Recent rainfall breaking 100 year-old record, causing long detours

Green County residents had 15 inches of water in their basements

Published On: Jun 26 2013 09:10:07 PM CDT   Updated On: Jun 27 2013 07:24:35 AM CDT
BELLEVILLE, Wis. -

Wednesday’s rainfall is breaking records set more than 100 years ago.

In Green County, fields are flooded, a main thoroughfare could be closed for months and homeowners, at one point, had 15 inches of water in their basements.

Off Carla Drive, Bruce Woods pointed to his plants and said, “The water was that high on the raspberries.”

Woods said it was coming in so fast, “it filled up the whole subdivision, backing up into people’s yards.”

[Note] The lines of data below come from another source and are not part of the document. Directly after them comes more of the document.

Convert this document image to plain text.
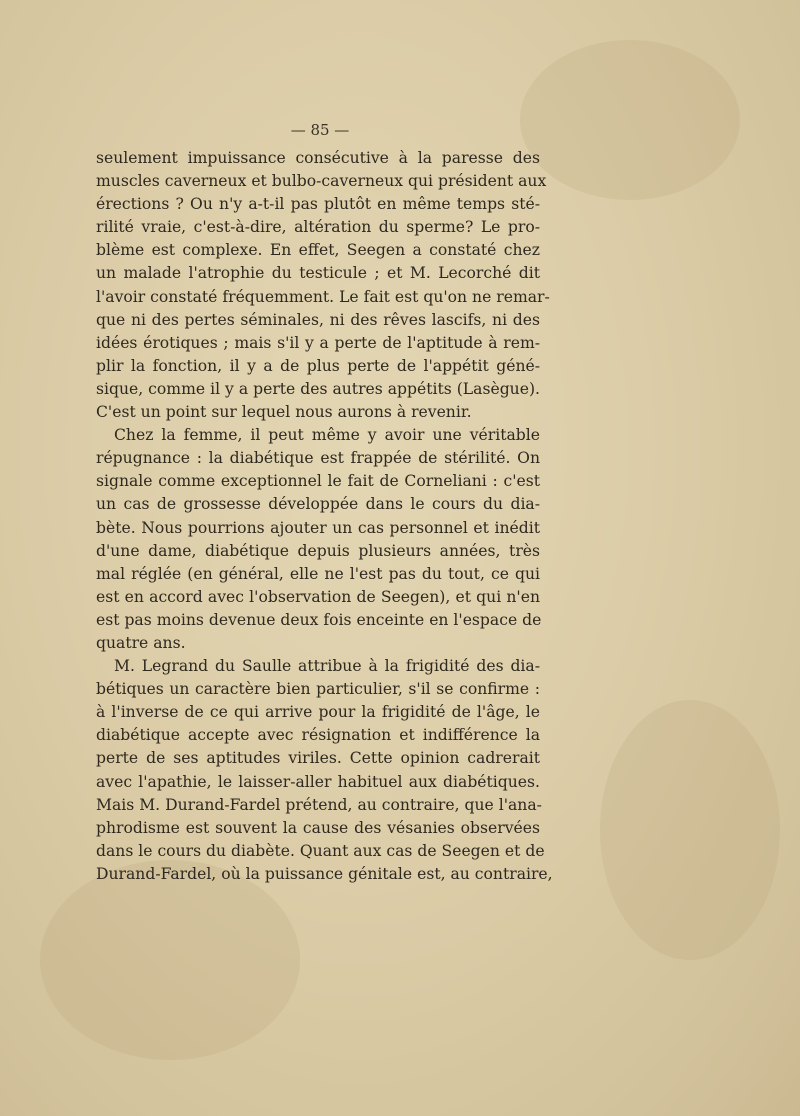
— 85 —
seulement impuissance consécutive à la paresse des
muscles caverneux et bulbo-caverneux qui président aux
érections ? Ou n'y a-t-il pas plutôt en même temps sté-
rilité vraie, c'est-à-dire, altération du sperme? Le pro-
blème est complexe. En effet, Seegen a constaté chez
un malade l'atrophie du testicule ; et M. Lecorché dit
l'avoir constaté fréquemment. Le fait est qu'on ne remar-
que ni des pertes séminales, ni des rêves lascifs, ni des
idées érotiques ; mais s'il y a perte de l'aptitude à rem-
plir la fonction, il y a de plus perte de l'appétit géné-
sique, comme il y a perte des autres appétits (Lasègue).
C'est un point sur lequel nous aurons à revenir.
Chez la femme, il peut même y avoir une véritable
répugnance : la diabétique est frappée de stérilité. On
signale comme exceptionnel le fait de Corneliani : c'est
un cas de grossesse développée dans le cours du dia-
bète. Nous pourrions ajouter un cas personnel et inédit
d'une dame, diabétique depuis plusieurs années, très
mal réglée (en général, elle ne l'est pas du tout, ce qui
est en accord avec l'observation de Seegen), et qui n'en
est pas moins devenue deux fois enceinte en l'espace de
quatre ans.
M. Legrand du Saulle attribue à la frigidité des dia-
bétiques un caractère bien particulier, s'il se confirme :
à l'inverse de ce qui arrive pour la frigidité de l'âge, le
diabétique accepte avec résignation et indifférence la
perte de ses aptitudes viriles. Cette opinion cadrerait
avec l'apathie, le laisser-aller habituel aux diabétiques.
Mais M. Durand-Fardel prétend, au contraire, que l'ana-
phrodisme est souvent la cause des vésanies observées
dans le cours du diabète. Quant aux cas de Seegen et de
Durand-Fardel, où la puissance génitale est, au contraire,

The rain came down the hardest around 6 a.m. and by 9 a.m. it had receded. But it left more than a foot of water in Woods’ basement. Instead of showing off the room he took years to build, Woods is taking photos to show busy insurance adjustors who can’t come for a couple more days.

“We need a way to get it out of here faster,” said Woods, who blames the culvert closest to his house that he says is too small.

Wednesday, the county fixed a culvert further away, but it’s up to the nearby Town of Exeter to tackle the culvert in question. Woods and his neighbors plan to bring up the issue at its next board meeting, July 8.



“We haven’t had this problem for a couple, three years,” said Green County’s Highway Patrol Superintendent Dick Marty. “There was water in at least a dozen places between here and Highway E, which is 3 miles down the road.”

The rain especially made a mess of the bridge over Story River on Highway 92. It washed out its abutments and the State’s Department of Transportation is investigating. Depending on the extent of damage, it could take days or months to fix the bridge. Meanwhile, drivers will have a 20-mile detour.

Highway X, where the Sugar River crosses, is also closed, along with a 3-mile stretch of Highway MM from Highway 11 to the Lafayette County line. It could be until early next week before the water recedes and they open to traffic.

But a days-long deluge, that despite an inconvenient conclusion, can only mean drier days are ahead.

“It’s sad, but life goes on,” said Woods. “The sun came out (Wednesday) afternoon, so it’s a brighter day.”